Est-il possible à un viticulteur ou à un négociant d’estimer approximativement par lui-même la dose de matières fixes incorporées dans un vin, sans recourir au long et minutieux procédé de l’évaporation, et sans avoir à sa disposition tout un matériel encombrant et coûteux ? Une méthode expéditive, connue depuis quelques années déjà, et fondée sur un principe fort simple, répond à merveille au but proposé. Nous pouvons considérer le vin comme un mélange à proportions variables de trois élémens distincts : l’eau, l’alcool, l’extrait. Le vin aurait la densité de l’eau pure, c’est-à-dire le poids spécifique l à la température de 15 degrés centigrades[1], si la présence de l’alcool, dont la densité vaut 0,795 seulement, n’intervenait pour l’alléger, et si les matières fixes, toutes plus pesantes que l’eau, ne tendaient au contraire à l’alourdir et à en relever la densité. Ceci posé, mesurons, au moyen d’un des instrumens dont il sera question bientôt, le titre alcoolique du vin, puis observons la densité du liquide au moyen de « l’œnobaromètre[2] » de M. Houdart, sorte de gros aréomètre très sensible et à tige très fine ; nous obtiendrons deux chiffres propres à nous servir de repères pour retrouver, avec l’aide d’une table à double entrée dressée empiriquement, le coefficient extractif demandé. Comme, pour établir ses listes, M. Houdart s’est basé sur la composition normale moyenne des vins purs, son instrument fournit des données, soit un peu fortes, soit trop faibles, mais toujours très rapprochées de la vérité, et amplement suffisantes aux besoins du commerce[3]. En revanche, il est facile de concevoir

  1. Il est d’usage, lorsque l’on essaie un vin ou un alcool, d’effectuer toutes les mesures de volume ou de poids spécifique à 15 degrés, température plus commode à obtenir que celles de 0 degré ou de 4 degrés. Si le laboratoire est moins chaud ou moins froid, les corrections, soit à retrancher, soit à ajouter, sont minimes et peuvent être appréciées exactement.

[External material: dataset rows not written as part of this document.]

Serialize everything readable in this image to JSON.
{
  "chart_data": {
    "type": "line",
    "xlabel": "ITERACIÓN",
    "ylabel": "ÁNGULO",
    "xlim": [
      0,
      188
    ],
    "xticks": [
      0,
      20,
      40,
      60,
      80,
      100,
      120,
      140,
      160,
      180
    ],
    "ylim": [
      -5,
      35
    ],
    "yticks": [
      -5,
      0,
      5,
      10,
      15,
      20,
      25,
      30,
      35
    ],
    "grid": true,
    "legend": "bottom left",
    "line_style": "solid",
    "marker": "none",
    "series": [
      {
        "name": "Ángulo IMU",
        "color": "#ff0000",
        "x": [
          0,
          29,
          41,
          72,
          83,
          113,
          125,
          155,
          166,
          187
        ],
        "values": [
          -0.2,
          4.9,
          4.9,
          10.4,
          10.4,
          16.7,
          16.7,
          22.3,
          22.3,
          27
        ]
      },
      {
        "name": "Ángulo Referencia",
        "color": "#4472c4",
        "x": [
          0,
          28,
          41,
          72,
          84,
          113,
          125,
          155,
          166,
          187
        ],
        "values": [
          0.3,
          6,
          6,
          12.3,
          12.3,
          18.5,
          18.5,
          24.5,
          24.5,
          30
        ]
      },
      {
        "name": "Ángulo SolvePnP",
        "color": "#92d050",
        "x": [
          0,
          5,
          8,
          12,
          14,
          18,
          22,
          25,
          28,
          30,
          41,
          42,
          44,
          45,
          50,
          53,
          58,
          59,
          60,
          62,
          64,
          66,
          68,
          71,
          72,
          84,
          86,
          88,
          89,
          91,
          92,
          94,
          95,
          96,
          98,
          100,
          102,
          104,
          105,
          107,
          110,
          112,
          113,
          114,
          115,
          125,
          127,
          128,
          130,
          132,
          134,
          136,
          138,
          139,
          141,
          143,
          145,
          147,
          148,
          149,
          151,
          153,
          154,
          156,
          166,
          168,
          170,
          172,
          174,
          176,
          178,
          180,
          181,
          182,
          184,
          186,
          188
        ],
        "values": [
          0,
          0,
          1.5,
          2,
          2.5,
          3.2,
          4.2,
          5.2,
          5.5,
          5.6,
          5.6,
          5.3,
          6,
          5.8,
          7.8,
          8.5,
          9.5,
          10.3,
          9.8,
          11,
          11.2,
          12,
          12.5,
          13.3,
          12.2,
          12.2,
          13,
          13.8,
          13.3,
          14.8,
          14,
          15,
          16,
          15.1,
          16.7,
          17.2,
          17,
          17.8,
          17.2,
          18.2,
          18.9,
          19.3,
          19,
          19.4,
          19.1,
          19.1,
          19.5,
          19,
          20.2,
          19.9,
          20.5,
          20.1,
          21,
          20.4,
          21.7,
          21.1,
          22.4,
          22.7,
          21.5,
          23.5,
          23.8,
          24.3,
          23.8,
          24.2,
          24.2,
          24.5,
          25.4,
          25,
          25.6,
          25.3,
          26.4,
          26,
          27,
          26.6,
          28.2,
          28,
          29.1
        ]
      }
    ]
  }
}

  2. Ce terme a été forgé avec les trois mots grecs : οἰνος (oinos) vin ; βασος (basos), pesanteur ; μέτρον (metron), mesure.
  3. Le procédé Houdart fournit l’extrait à 100 degrés ; le poids de l’extrait dans le vide s’en déduit en multipliant le chiffre obtenu par l’inverse de 0.785, soit par 1.27. Pratiquement, il suffit d’ajouter un cinquième au poids de l’extrait œnobarométrique.